I’ll make this as easy as possible by giving you a formula to use. Follow this method to help change your behavior and in turn your current status as a leader:
In a recent episode of the Follow My Lead Podcast, Leadership expert and executive coach Scott Cornwell said “If I can pick one characteristic that differentiates leaders across the board, it’s their self awareness.” Having the ability to see yourself as others do is key to a leader’s success. You will begin to realize what your strengths and weaknesses are, which is a great starting point towards being proactive with your actions and intentions.
There are only two ways to observe; open your eyes and close your mouth. This allows us to fully consume our environment, and then thoughtfully begin to add value. So often leaders can forget this simple step, leaving them at a disadvantage. Get out from behind your desk, walk the halls, listen to the conversations, and engage with your team.
All behavior change requires new action. But to truly use your self- awareness and new insight from observing, acting in haste wouldn’t be in your best interest. When you are deliberate in your actions, it makes it possible for your team members to see a commitment of time and energy.

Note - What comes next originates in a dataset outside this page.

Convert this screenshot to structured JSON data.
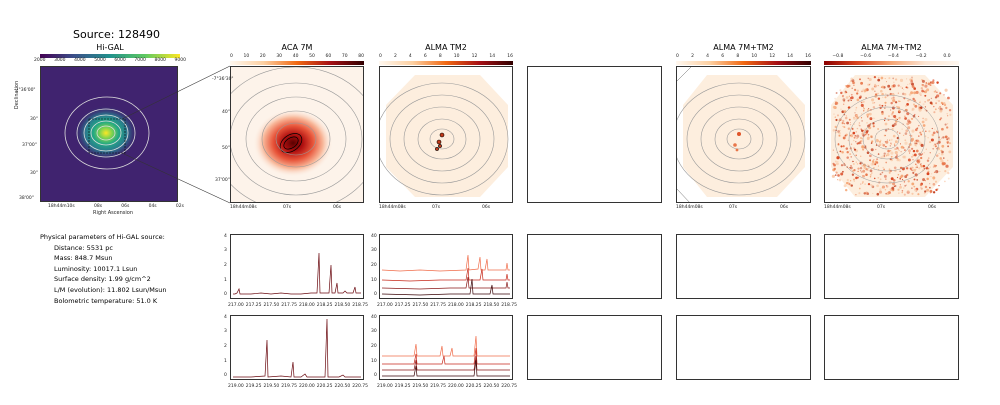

An effective leader must inspire others to do more or be more. A mentor of mine once told me something that I will never forget, “You can’t manage people, because people have a will of their own. You really have to inspire them.” Being intentional about how you inspire your team to achieve and go beyond what they think they are capable of is something you don't want to forget.
The formula may seem altruistic, and possibly counter-intuitive to someone who believes that in order to be a successful leader, you must spend all of your time and efforts on "Number One." But you can’t be a leader without people who are willing to follow you. Focus on you, by focusing on them.